Eric Ciotti, président de l'Union des droites pour la République (UDR)AFP
Les contradictions entre Ciotti et Le Pen
Défendant la vente des "bijoux de famille" de l'Etat, en particulier ses participations au capital de Renault, d'Orange ou d'Engie, Eric Ciotti assure vouloir "porter une ligne beaucoup plus libérale, plus tournée vers l'entreprise" que le RN. Il est d'ailleurs la cible des critiques de son ancienne famille politique qui dénonce un mariage contre-nature avec le Rassemblement national.
"Sur le plan économique, le RN n'est pas à droite", affirme Laurent Wauquiez le patron des députés LR, soulignant les contradictions entre son ex-collègue de parti et Marine Le Pen qu'il juge partisane de "la dépense publique et des augmentations d'impôts". "Elle n'est pas non plus favorable à la reconnaissance de la France qui travaille", ajoute-t-il, marquant là aussi la différence entre l'extrême droite et son parti qui défend la "valorisation" du travail.
Contorsions au sujet du budget
Même reproche du côté des députés Renaissance.
Il s'est mis dans les mains de Marine Le Pen dont le projet économique est plus proche de la gauche radicale que de la droite libérale.
Charles Sitzenstuhl, député Renaissance
"C'est une manœuvre tactique sans aucune issue, puisque Marine Le Pen n'est absolument pas sur cette ligne", déplore l'élu, qui reproche au député des Alpes-Maritimes d'avoir "pactisé avec le diable".
Le dossier de la réforme des retraites, dont l'abrogation figurait au programme ce jeudi 31 octobre de la niche parlementaire du RN, aurait dû étaler au grand jour les divergences entre Eric Ciotti et ses alliés. Mais le texte soumis au vote a été vidé de sa substance.
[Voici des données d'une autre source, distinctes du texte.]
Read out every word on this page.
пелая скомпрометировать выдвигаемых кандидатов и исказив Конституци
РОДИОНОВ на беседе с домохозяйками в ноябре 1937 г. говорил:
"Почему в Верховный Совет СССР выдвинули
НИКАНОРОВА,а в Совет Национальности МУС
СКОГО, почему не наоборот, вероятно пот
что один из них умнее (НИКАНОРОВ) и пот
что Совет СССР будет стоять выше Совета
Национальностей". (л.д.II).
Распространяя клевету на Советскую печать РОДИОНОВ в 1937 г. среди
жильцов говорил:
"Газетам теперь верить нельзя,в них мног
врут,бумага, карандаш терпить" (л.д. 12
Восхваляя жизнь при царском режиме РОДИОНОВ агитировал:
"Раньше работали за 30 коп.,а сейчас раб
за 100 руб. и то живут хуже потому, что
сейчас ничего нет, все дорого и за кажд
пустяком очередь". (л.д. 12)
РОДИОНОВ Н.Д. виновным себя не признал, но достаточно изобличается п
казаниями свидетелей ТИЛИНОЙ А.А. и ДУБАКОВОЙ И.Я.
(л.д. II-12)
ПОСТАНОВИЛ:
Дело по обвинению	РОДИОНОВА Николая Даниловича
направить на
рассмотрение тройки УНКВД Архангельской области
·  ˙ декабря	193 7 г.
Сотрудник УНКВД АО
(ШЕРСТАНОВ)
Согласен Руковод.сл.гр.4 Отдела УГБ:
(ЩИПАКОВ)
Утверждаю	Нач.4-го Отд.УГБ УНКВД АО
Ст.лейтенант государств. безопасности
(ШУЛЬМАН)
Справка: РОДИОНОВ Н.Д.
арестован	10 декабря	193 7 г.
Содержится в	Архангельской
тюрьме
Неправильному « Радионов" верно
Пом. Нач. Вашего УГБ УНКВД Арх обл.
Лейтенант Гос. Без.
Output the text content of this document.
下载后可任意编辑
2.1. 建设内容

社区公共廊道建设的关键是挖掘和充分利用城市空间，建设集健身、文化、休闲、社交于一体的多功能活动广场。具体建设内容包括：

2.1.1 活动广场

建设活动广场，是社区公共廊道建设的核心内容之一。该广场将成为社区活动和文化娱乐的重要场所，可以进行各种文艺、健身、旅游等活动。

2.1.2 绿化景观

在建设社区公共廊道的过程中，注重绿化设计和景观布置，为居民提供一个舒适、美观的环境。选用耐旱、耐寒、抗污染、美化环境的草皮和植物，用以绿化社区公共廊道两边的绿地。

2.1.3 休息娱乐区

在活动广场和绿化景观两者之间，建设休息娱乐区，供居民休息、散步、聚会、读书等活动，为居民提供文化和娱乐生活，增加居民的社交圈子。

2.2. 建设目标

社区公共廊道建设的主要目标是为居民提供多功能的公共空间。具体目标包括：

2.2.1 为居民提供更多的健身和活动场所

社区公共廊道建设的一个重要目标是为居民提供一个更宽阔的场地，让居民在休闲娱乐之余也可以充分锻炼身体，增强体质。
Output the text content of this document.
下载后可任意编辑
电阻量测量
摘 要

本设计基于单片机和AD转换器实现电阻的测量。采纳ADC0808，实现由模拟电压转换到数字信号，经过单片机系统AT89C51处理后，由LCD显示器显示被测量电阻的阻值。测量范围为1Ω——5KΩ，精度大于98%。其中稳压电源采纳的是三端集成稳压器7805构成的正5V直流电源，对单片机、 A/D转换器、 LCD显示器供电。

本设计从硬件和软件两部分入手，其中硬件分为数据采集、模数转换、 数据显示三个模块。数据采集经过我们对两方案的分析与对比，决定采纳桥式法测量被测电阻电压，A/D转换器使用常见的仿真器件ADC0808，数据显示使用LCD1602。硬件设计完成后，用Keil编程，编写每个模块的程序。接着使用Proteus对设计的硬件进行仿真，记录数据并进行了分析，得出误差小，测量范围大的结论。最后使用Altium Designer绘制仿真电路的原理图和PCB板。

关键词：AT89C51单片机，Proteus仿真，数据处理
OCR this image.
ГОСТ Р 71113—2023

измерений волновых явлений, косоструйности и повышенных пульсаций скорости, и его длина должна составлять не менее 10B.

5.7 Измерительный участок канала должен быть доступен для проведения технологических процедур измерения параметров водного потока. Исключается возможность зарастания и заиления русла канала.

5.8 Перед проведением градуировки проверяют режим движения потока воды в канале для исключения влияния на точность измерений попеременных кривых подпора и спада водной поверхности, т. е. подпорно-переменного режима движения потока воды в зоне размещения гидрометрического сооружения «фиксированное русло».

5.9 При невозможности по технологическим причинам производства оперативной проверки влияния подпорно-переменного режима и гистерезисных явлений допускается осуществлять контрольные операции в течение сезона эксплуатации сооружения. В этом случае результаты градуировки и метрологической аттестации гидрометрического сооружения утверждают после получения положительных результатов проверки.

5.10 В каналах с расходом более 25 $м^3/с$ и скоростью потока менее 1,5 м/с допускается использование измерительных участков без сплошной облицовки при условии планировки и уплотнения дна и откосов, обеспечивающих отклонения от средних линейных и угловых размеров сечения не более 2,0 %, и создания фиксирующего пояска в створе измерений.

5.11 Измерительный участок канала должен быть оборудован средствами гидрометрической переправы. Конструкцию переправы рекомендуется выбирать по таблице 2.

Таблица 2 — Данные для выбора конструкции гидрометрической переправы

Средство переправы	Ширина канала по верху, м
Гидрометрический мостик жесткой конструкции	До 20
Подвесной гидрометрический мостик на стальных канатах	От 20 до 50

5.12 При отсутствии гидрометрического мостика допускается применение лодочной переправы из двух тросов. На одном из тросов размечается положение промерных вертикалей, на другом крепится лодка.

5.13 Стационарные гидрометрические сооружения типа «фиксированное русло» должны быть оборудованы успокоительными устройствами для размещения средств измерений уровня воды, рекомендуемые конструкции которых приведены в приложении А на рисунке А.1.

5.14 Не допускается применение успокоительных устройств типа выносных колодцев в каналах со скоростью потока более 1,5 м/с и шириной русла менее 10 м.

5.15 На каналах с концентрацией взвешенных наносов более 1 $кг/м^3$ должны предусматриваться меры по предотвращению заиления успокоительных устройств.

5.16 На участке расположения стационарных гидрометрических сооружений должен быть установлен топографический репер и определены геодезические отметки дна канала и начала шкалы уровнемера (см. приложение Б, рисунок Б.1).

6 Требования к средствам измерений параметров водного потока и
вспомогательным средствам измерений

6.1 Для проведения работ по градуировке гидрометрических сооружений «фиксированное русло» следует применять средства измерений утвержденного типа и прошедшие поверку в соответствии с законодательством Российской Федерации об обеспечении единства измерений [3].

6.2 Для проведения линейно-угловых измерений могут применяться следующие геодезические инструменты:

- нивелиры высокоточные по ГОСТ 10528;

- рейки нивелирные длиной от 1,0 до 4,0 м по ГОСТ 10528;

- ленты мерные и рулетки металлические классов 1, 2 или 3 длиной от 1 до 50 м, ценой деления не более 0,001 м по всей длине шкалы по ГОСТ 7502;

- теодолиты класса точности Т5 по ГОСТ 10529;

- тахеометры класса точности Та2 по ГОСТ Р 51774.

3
De quoi épargner des contorsions à Eric Ciotti, qui s'est toujours déclaré favorable à la réforme menée par Elisabeth Borne. Contrairement à ses partenaires lepénistes et à la gauche, voire certains de ses anciens collègues de parti.
Ces débats ont aussi été l'occasion de réaffirmer ses idées sur la question migratoire, plus en phase avec celles du RN.
Quand un étranger accueilli sur le territoire de la République française ne respecte pas la loi.
— Eric Ciotti (@eciotti) October 31, 2024
Nous devons mettre en place un principe clair, la prison et l’avion !
Expulsons de la France, ceux qui agressent les Français. pic.twitter.com/B0vREGEaae
À coups de tronçonneuse dans les dépenses
Autre manière de se démarquer du RN : les références internationales, comme le libertarien argentin Javier Milei. Le patron de l'UDR le cite dans une interview accordée au Journal du Dimanche où le président argentin fustigeait le wokisme, le déficit public et avouait au passage qu'il n'avait "aucun lien" avec Marine Le Pen (RN) ou Eric Zemmour (Reconquête!). S'il assure ne pas "adhérer au côté fantasque du personnage", Eric Ciotti reprend son image de la "tronçonneuse" pour couper dans les dépenses publiques.
Le président argentin est aujourd'hui au plan international le symbole de cette volonté de couper avec une administration pléthorique, impuissante, stérile et paralysante.
Eric Ciotti, président de l'UDRAFP
Le patron de l'UDR cherche, par ailleurs, d'autres références internationales, à l'image de la conservatrice espagnole Isabel Ayuso, présidente la communauté de Madrid, s'éloignant encore une fois des figures de l'extrême droite déjà adoubées par le RN ou Reconquête! Que ce soit sur les questions internationales ou sur la politique intérieure, le député des Alpes-Maritimes n'a pas fini de donner des explications de texte.